Zizi Li is a PhD student in Cinema and Media Studies whose works revolve around layered oppressions of race, gender, class, sexuality, and geography. Her ongoing dissertation, Influencer Ecosystem: Labor and Infrastructure of and beyond Digital Platforms, brings media industries and critical infrastructures together to unpack the co-constitution of global media networks and commodity chains, and to build transnational feminist solidarities against dark-value-extractions. Her other works-in-progress examine and center intersectional and transnational BIPOC feminist and decolonial praxis in film and media productions. Her work has appeared in Hyperrhiz: New Media Culture.
Mariam Rahmani is a PhD candidate in Comparative Literature. Her dissertation, Gender in Translation: Posing the Question of the Queer via Contemporary Iran, examines the linguistic and cultural (un)translatability of queerness. Don’t Worry, Rahmani’s translation of Mahsa Mohebali’s popular novel, Nigarān nabāsh, first published in Tehran in 2008, is forthcoming with Feminist Press; in 2018, the project received the support of a 2018 PEN/Heim translation grant. Rahmani received a BA from Princeton University and an MSt in Islamic Art from the University of Oxford.

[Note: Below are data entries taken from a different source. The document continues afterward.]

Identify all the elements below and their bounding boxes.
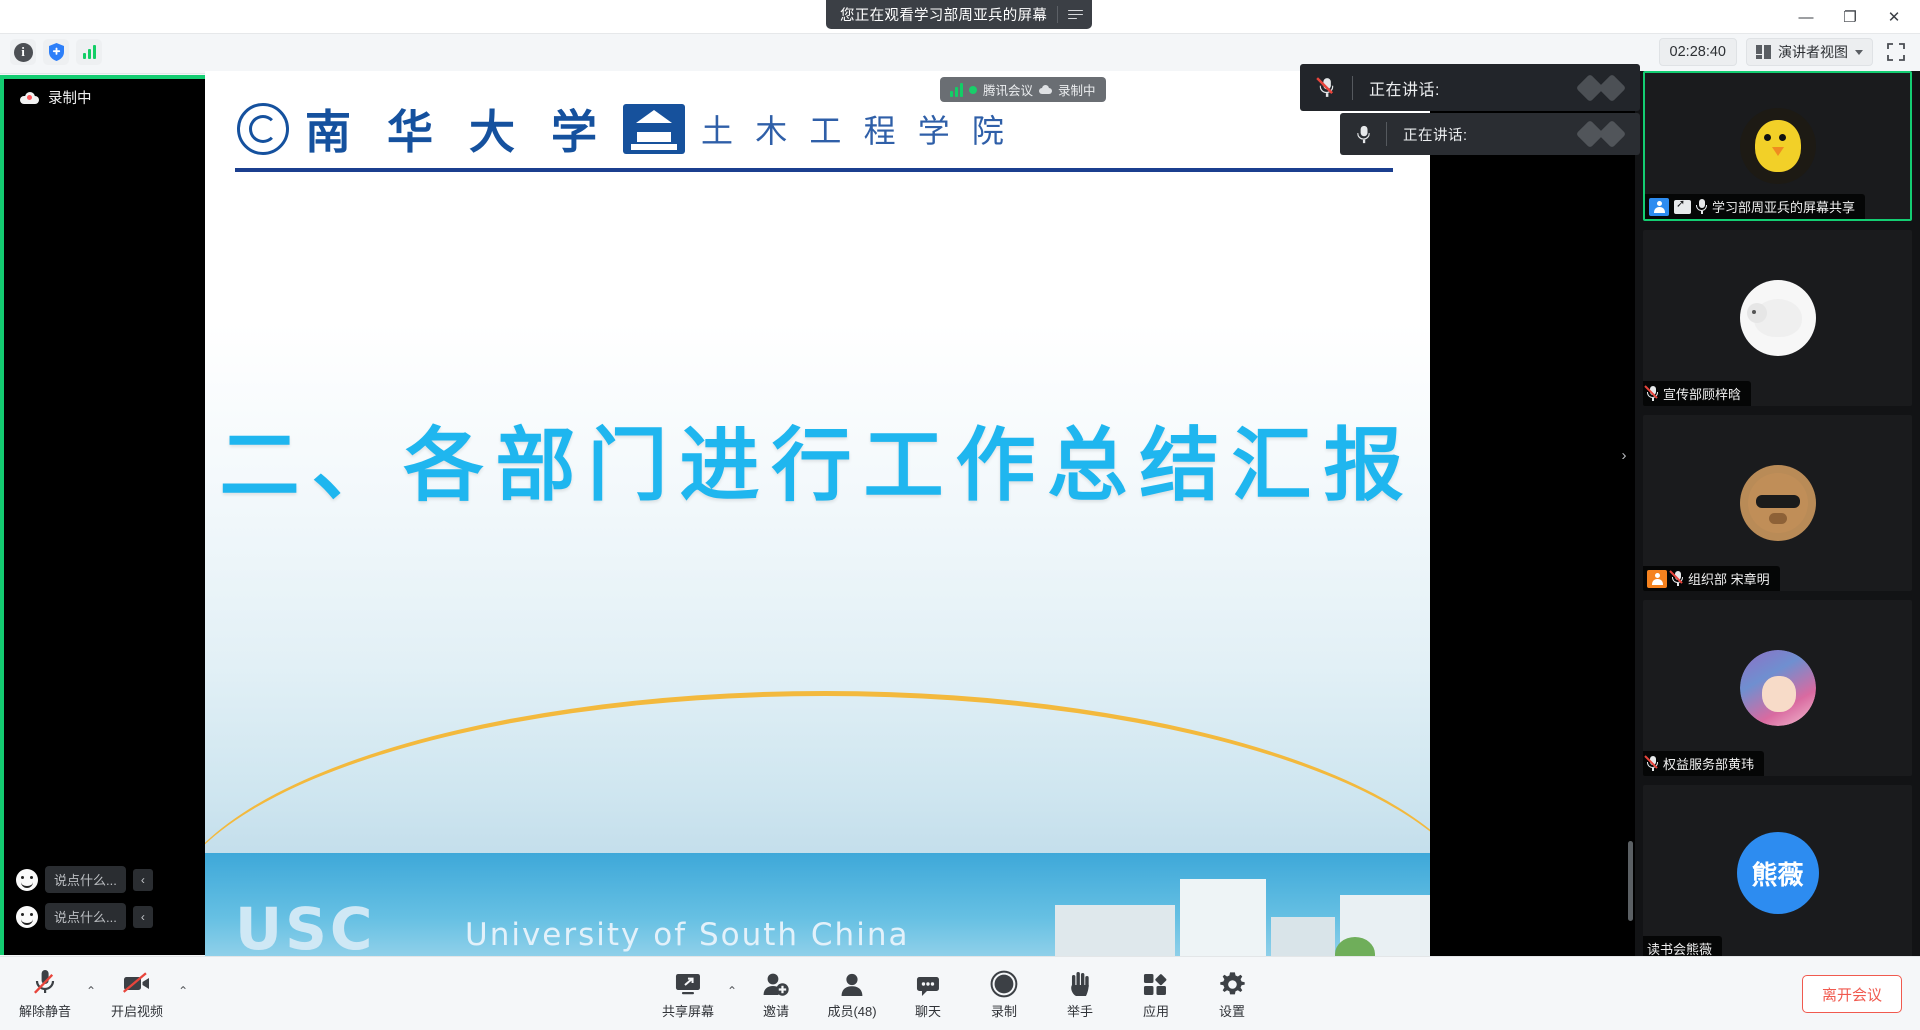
participant-name: 组织部 宋章明 [1688,569,1770,588]
maximize-button[interactable]: ❐ [1828,1,1872,33]
speaking-toast: 正在讲话: [1300,64,1640,111]
slide-footer-photo: USC University of South China [205,853,1430,971]
mute-label: 解除静音 [19,1001,71,1020]
slide-divider [235,168,1393,172]
security-button[interactable] [43,39,69,65]
title-bar: 您正在观看学习部周亚兵的屏幕 — ❐ ✕ [0,0,1920,34]
chat-label: 聊天 [915,1001,941,1020]
participant-rail[interactable]: 学习部周亚兵的屏幕共享 宣传部顾梓晗 组织部 宋章明 [1635,71,1920,971]
university-seal-icon [237,103,289,155]
mic-muted-icon [32,967,58,998]
apps-label: 应用 [1143,1001,1169,1020]
avatar [1740,465,1816,541]
chevron-down-icon [1855,50,1863,55]
participant-tile[interactable]: 熊薇 读书会熊薇 [1643,785,1912,961]
window-controls: — ❐ ✕ [1784,0,1916,34]
minimize-button[interactable]: — [1784,1,1828,33]
bottom-toolbar: 解除静音 ⌃ 开启视频 ⌃ [0,956,1920,1030]
college-name: 土 木 工 程 学 院 [701,106,1010,152]
share-options-caret[interactable]: ⌃ [727,984,737,1020]
fullscreen-button[interactable] [1882,38,1910,66]
view-mode-selector[interactable]: 演讲者视图 [1746,38,1873,66]
quick-chat-area: 说点什么... ‹ 说点什么... ‹ [16,856,186,930]
apps-icon [1142,967,1170,998]
invite-button[interactable]: 邀请 [739,963,813,1020]
participant-namebar: 宣传部顾梓晗 [1643,381,1751,406]
mic-muted-icon [1647,386,1658,401]
speaking-label: 正在讲话: [1353,76,1440,100]
chat-icon [914,967,942,998]
slide-brand-usc: USC [235,895,375,963]
self-video-panel[interactable]: 录制中 说点什么... ‹ 说点什么... ‹ [0,75,205,955]
sharing-app-label: 腾讯会议 [983,80,1033,99]
green-dot-icon [969,86,977,94]
quick-chat-row[interactable]: 说点什么... ‹ [16,903,186,930]
share-screen-button[interactable]: 共享屏幕 [651,963,725,1020]
speaking-label: 正在讲话: [1387,124,1468,145]
mic-options-caret[interactable]: ⌃ [86,984,96,1020]
share-screen-label: 共享屏幕 [662,1001,714,1020]
bottom-left-controls: 解除静音 ⌃ 开启视频 ⌃ [8,963,188,1020]
members-icon [839,967,865,998]
apps-button[interactable]: 应用 [1119,963,1193,1020]
shared-screen-stage[interactable]: 腾讯会议 录制中 南 华 大 学 土 木 工 程 学 院 二、各部门进行工作总结… [205,71,1635,971]
video-options-caret[interactable]: ⌃ [178,984,188,1020]
video-button[interactable]: 开启视频 [100,963,174,1020]
toast-decor-icon [1580,124,1622,144]
record-label: 录制 [991,1001,1017,1020]
mic-muted-icon [1672,571,1683,586]
invite-icon [762,967,790,998]
chat-button[interactable]: 聊天 [891,963,965,1020]
participant-tile[interactable]: 学习部周亚兵的屏幕共享 [1643,71,1912,221]
participant-name: 宣传部顾梓晗 [1663,384,1741,403]
screen-share-icon [1674,200,1691,214]
participant-tile[interactable]: 宣传部顾梓晗 [1643,230,1912,406]
collapse-chat-icon[interactable]: ‹ [133,869,153,891]
emoji-icon[interactable] [16,869,38,891]
record-button[interactable]: 录制 [967,963,1041,1020]
participant-tile[interactable]: 组织部 宋章明 [1643,415,1912,591]
record-icon [990,967,1018,998]
video-label: 开启视频 [111,1001,163,1020]
meeting-right-controls: 02:28:40 演讲者视图 [1659,38,1910,66]
toast-decor-icon [1580,78,1622,98]
mute-button[interactable]: 解除静音 [8,963,82,1020]
recording-indicator: 录制中 [20,87,92,108]
slide-title: 二、各部门进行工作总结汇报 [205,401,1430,517]
expand-panel-arrow[interactable]: › [1617,435,1631,475]
avatar [1740,280,1816,356]
watching-screen-label: 您正在观看学习部周亚兵的屏幕 [840,4,1047,25]
raise-hand-label: 举手 [1067,1001,1093,1020]
slide-brand-subtitle: University of South China [465,917,909,953]
shared-slide: 南 华 大 学 土 木 工 程 学 院 二、各部门进行工作总结汇报 USC Un… [205,71,1430,971]
members-label: 成员(48) [827,1001,876,1020]
camera-off-icon [122,967,152,998]
collapse-chat-icon[interactable]: ‹ [133,906,153,928]
leave-meeting-button[interactable]: 离开会议 [1802,975,1902,1013]
shield-plus-icon [47,42,66,62]
avatar [1740,650,1816,726]
university-name: 南 华 大 学 [305,96,607,162]
banner-divider [1057,6,1058,23]
participant-name: 权益服务部黄玮 [1663,754,1754,773]
participant-namebar: 权益服务部黄玮 [1643,751,1764,776]
participant-namebar: 学习部周亚兵的屏幕共享 [1645,194,1865,219]
meeting-timer: 02:28:40 [1659,38,1737,66]
status-icon-group: i [10,39,102,65]
quick-chat-input[interactable]: 说点什么... [45,866,126,893]
mic-muted-icon [1647,756,1658,771]
members-button[interactable]: 成员(48) [815,963,889,1020]
avatar: 熊薇 [1737,832,1819,914]
mic-on-icon [1340,127,1386,142]
raise-hand-icon [1067,967,1093,998]
bottom-center-controls: 共享屏幕 ⌃ 邀请 [651,963,1269,1020]
host-badge-icon [1649,198,1669,216]
participant-name: 学习部周亚兵的屏幕共享 [1712,197,1855,216]
speaker-view-icon [1756,45,1771,59]
avatar [1740,108,1816,184]
sharing-status-chip: 腾讯会议 录制中 [940,77,1106,102]
mic-on-icon [1696,199,1707,214]
share-screen-icon [673,967,703,998]
college-badge-icon [623,104,685,154]
quick-chat-row[interactable]: 说点什么... ‹ [16,866,186,893]
hamburger-icon[interactable] [1068,10,1083,20]
recording-label: 录制中 [48,87,92,108]
close-button[interactable]: ✕ [1872,1,1916,33]
info-icon: i [14,43,33,62]
view-mode-label: 演讲者视图 [1778,42,1848,62]
participant-tile[interactable]: 权益服务部黄玮 [1643,600,1912,776]
cloud-icon [1039,85,1052,94]
emoji-icon[interactable] [16,906,38,928]
network-status-button[interactable] [76,39,102,65]
mic-muted-icon [1300,80,1352,95]
cohost-badge-icon [1647,570,1667,588]
speaking-toast: 正在讲话: [1340,113,1640,155]
invite-label: 邀请 [763,1001,789,1020]
quick-chat-input[interactable]: 说点什么... [45,903,126,930]
cloud-recording-icon [20,92,39,104]
settings-button[interactable]: 设置 [1195,963,1269,1020]
slide-logo-row: 南 华 大 学 土 木 工 程 学 院 [237,96,1010,162]
settings-label: 设置 [1219,1001,1245,1020]
signal-bars-icon [950,83,963,97]
stage-scrollbar[interactable] [1628,841,1633,921]
fullscreen-icon [1887,43,1905,61]
settings-gear-icon [1219,967,1246,998]
sharing-recording-label: 录制中 [1058,80,1096,99]
meeting-info-button[interactable]: i [10,39,36,65]
signal-bars-icon [83,45,96,59]
raise-hand-button[interactable]: 举手 [1043,963,1117,1020]
participant-namebar: 组织部 宋章明 [1643,566,1780,591]
watching-screen-banner[interactable]: 您正在观看学习部周亚兵的屏幕 [826,0,1092,29]
meeting-window: 您正在观看学习部周亚兵的屏幕 — ❐ ✕ i [0,0,1920,1030]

Tyrrell Shaffner is an MFA student in Screenwriting. She explores trauma and desire through the lens of comedy. She also holds a BA in Film Production from USC and was an experienced producer in digital media prior to pursuing screenwriting. Later this year, Tyrrell plans to direct her sex positive, award-winning screenplay (a quarterfinalist for the Academy’s Nicholl Fellowship, among others) as her first feature length film.
Heidi West is a PhD student in Health Policy and Management in the Fielding School of Public Health. She works at the intersection of migration, gender and health, primarily in the global context, and explores links between international frameworks and population health outcomes. Her academic work is bolstered by over a decade of international program development and management experience where she used evidence-based approaches to build capacity and improve collaboration for diverse institutions.